The Marriage Plot by Jeffrey Eugenides
From the back:
Brown University, 1982. Madeleine Hanna, dutiful English student and incurable romantic, is writing her thesis on Jane Austen and George Eliot – authors of the great marriage plots. As Madeleine studies the age-old motivations of the human heart, real life, in the form of two very different men, intervenes. Leonard Bankhead, brilliant scientist and charismatic loner, attracts Madeleine with an intensity that she seems powerless to resist. Meanwhile, her old friend Mitchell Grammaticus, a theology student searching for some kind of truth in life, is certain of at least one thing – that he and Madeleine are destined to be together. But as all three leave college, they will have to figure out how they want their own marriage plot to end.
Sidenote: This list is very white and that is a huge problem. Publishing has a shameful track record of marginalising voices in particular voices of women of colour. And when it comes to women of colour who suffer from mental illness two marginalised identities intersect.

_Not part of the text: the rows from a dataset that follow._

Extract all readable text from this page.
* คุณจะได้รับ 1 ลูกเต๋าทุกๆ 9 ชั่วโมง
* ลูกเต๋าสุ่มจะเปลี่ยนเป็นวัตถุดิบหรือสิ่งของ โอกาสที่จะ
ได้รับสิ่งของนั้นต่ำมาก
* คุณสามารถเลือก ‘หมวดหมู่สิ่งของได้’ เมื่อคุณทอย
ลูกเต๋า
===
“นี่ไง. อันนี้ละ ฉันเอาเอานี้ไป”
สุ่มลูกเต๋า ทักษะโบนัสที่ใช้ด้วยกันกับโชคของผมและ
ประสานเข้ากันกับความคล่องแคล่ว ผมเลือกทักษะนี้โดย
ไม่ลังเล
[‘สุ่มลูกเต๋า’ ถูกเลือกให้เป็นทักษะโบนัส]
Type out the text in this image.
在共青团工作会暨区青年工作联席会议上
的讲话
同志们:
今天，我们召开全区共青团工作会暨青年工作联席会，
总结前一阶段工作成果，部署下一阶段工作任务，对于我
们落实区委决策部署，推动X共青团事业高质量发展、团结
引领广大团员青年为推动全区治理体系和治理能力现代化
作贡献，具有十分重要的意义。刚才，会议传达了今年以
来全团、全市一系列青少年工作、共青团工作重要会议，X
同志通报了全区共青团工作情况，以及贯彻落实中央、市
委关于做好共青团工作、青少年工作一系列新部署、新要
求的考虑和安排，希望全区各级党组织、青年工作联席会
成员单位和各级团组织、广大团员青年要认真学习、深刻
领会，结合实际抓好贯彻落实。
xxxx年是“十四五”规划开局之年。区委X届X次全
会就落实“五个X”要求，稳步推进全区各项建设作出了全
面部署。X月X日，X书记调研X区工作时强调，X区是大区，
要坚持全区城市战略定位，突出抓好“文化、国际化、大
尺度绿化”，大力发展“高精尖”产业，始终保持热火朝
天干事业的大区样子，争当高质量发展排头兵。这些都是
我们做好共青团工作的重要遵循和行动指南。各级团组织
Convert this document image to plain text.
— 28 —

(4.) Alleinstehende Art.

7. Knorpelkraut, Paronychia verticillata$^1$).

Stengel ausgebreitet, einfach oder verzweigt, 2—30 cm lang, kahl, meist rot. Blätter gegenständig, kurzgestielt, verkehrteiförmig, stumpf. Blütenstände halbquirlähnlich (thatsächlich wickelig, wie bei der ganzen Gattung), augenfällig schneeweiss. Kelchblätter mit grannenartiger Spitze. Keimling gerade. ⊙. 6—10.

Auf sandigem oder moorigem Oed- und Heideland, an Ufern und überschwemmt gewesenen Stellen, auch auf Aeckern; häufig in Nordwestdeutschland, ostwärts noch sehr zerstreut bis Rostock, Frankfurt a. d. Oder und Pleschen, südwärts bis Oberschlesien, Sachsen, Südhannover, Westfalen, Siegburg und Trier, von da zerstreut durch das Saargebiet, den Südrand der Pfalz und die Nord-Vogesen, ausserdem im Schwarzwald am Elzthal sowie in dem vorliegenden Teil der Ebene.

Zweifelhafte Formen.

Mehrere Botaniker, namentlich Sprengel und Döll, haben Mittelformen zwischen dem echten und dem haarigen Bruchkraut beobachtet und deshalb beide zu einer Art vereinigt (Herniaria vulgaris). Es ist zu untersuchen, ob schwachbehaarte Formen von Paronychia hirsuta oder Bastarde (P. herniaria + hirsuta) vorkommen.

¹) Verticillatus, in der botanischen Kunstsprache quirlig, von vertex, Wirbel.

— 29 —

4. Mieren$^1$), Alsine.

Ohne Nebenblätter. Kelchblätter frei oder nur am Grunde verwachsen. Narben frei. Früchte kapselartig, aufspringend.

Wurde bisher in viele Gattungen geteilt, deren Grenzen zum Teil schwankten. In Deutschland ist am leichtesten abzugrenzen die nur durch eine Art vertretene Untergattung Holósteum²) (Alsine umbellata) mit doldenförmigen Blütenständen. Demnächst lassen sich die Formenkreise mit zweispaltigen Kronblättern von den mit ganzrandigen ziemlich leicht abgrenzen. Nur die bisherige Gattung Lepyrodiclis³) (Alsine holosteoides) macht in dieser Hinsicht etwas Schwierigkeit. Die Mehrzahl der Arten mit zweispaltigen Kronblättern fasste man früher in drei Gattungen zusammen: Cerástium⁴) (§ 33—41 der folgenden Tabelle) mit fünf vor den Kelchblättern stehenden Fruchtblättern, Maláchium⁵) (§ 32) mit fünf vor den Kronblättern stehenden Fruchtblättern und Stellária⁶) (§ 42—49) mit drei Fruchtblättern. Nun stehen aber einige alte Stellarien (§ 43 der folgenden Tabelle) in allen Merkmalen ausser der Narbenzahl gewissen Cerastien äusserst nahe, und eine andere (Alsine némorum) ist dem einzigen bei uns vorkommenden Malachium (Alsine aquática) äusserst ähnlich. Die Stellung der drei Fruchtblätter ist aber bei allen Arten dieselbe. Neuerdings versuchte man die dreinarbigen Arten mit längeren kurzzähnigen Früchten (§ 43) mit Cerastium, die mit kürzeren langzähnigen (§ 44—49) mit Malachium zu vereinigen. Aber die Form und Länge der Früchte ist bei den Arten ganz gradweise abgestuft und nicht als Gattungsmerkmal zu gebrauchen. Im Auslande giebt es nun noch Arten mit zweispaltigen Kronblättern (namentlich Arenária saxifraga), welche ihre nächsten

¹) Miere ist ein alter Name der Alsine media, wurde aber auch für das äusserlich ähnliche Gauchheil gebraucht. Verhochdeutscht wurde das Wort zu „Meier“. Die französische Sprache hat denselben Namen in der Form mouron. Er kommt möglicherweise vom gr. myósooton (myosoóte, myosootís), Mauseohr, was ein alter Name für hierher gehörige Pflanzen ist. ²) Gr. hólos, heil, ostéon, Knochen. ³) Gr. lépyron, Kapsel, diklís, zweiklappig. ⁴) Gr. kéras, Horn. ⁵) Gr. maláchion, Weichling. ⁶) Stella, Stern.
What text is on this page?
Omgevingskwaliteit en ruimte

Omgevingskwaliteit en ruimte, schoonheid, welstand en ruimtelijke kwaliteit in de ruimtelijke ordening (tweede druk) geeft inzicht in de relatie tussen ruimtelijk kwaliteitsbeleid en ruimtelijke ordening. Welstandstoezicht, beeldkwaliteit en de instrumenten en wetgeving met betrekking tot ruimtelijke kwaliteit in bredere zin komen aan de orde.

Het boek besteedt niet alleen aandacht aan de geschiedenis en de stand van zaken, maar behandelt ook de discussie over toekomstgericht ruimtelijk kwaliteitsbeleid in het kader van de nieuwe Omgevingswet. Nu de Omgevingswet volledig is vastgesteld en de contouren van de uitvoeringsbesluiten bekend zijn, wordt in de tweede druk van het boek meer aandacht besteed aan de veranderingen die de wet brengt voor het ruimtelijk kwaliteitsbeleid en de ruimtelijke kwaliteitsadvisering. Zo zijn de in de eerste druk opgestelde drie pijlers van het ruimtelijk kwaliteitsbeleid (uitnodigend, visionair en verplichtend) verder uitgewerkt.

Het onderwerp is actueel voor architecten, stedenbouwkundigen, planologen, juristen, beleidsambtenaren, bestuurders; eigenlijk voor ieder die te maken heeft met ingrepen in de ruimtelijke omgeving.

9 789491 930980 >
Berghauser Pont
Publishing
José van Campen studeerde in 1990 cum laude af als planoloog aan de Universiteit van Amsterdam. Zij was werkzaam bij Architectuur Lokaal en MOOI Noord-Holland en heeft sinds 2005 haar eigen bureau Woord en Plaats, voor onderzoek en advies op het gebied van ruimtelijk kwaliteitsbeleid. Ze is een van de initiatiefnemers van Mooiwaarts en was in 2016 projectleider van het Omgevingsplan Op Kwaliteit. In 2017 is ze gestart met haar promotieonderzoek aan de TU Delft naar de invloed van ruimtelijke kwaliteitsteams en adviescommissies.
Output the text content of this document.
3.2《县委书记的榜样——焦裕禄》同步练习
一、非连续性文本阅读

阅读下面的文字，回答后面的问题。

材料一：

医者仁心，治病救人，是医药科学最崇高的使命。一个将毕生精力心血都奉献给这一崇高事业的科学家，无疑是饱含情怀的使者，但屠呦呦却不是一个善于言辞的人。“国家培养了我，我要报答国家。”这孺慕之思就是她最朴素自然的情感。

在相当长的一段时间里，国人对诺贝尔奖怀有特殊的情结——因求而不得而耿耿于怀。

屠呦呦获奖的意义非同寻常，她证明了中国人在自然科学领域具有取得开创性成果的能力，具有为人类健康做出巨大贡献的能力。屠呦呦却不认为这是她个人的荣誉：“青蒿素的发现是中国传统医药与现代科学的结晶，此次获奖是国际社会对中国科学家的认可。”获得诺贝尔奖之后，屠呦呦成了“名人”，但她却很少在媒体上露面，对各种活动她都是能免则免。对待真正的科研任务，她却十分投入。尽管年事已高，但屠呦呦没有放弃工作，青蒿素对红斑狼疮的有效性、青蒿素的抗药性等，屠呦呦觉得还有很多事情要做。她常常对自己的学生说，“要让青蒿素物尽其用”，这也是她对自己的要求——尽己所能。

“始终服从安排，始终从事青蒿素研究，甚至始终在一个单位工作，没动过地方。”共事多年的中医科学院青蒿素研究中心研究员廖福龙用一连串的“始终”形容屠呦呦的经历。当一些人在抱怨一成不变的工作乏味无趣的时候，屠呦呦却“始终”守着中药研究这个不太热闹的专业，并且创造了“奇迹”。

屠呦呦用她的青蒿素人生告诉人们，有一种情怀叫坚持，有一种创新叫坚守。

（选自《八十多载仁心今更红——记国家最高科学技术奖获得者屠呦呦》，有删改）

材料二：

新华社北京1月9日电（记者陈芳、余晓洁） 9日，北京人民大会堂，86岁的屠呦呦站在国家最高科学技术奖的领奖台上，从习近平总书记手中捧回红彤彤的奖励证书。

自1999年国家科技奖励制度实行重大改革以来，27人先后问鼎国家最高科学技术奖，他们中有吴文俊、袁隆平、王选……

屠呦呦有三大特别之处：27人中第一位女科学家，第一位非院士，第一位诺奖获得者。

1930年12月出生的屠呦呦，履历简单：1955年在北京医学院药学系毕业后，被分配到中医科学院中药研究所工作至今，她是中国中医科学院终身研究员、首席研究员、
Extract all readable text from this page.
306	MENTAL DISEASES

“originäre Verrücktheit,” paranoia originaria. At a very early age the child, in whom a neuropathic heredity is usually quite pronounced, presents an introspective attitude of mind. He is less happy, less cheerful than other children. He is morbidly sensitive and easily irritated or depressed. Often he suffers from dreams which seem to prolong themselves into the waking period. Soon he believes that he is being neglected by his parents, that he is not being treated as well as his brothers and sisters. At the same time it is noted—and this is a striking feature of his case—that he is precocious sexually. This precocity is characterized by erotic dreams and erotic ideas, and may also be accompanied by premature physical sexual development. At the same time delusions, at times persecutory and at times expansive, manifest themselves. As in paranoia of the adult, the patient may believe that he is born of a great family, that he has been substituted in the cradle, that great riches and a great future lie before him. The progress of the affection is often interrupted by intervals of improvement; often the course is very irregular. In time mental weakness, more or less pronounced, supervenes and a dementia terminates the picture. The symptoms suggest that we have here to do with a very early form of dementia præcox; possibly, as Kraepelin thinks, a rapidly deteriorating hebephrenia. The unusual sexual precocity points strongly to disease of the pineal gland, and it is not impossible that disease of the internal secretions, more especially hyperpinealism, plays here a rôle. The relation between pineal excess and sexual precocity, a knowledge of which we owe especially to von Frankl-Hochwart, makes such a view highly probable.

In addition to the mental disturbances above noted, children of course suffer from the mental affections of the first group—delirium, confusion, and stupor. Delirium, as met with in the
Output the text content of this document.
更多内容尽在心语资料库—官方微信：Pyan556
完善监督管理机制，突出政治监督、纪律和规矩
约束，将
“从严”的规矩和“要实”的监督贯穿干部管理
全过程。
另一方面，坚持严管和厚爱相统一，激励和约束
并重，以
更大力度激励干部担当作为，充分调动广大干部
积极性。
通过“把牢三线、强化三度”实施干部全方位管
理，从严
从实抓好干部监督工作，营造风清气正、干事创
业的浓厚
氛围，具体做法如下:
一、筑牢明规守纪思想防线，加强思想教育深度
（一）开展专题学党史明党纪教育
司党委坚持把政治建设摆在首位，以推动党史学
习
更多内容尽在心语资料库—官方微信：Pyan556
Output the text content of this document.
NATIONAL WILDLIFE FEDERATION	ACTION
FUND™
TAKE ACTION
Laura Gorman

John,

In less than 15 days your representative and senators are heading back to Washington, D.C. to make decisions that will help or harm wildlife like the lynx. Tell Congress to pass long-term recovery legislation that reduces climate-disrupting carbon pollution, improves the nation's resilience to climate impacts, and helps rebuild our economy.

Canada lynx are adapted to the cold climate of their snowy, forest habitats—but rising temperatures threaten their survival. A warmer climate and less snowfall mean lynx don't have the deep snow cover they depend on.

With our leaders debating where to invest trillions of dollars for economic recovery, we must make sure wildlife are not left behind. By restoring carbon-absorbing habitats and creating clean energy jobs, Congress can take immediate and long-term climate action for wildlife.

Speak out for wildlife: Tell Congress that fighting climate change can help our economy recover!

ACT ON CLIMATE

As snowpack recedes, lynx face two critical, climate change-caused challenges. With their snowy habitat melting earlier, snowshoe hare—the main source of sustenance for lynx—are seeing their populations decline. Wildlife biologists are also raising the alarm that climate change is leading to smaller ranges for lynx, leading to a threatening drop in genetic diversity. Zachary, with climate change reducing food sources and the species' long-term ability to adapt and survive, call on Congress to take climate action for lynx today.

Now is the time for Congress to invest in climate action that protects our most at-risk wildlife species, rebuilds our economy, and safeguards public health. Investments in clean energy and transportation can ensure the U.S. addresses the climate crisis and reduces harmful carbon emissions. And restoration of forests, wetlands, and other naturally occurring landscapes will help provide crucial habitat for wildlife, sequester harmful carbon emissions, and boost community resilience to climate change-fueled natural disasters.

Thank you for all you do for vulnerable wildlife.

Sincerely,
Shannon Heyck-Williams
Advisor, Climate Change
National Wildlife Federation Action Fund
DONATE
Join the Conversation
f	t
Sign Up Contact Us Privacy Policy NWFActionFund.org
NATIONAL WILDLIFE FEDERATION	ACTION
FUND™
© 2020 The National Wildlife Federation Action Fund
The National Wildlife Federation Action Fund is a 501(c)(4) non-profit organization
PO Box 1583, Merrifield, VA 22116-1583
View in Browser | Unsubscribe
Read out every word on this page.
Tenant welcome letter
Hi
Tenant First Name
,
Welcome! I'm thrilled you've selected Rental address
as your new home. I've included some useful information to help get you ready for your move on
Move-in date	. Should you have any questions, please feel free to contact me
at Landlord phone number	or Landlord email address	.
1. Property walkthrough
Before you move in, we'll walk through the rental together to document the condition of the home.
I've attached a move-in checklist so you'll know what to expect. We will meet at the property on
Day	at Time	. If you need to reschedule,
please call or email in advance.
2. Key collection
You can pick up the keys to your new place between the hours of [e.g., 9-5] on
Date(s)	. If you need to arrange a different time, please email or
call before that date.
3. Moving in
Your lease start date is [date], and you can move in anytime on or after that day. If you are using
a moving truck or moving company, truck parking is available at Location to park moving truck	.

Journalist Anni Ferguson wrote an excellent essay for the Guardian in 2016 about the added-layer of stigma women of colour face in receiving treatment for their mental illness, nevermind having a proper platform to unpack their experiences.
I have ordered Meri Nana-Ama Danquah’s Willow Weep For Me, a memoir of the author’s personal struggle with depression. The book was well ahead of its time coming as it did in the late 90s. It details Danquah’s life as severely disadvantaged 22-year-old single mother. Shortly after her daughter’s birth, she began to suffer from a variety of depressive symptoms, which led her to believe that she was losing her mind.
Grace Cho's "Tastes Like War" has a cloud of controversy around it after her family challenged some aspects of her depiction of her mother in the book so, read at your own risk, but it is a book about mental health in a non-white cultural setting. You may find it interesting.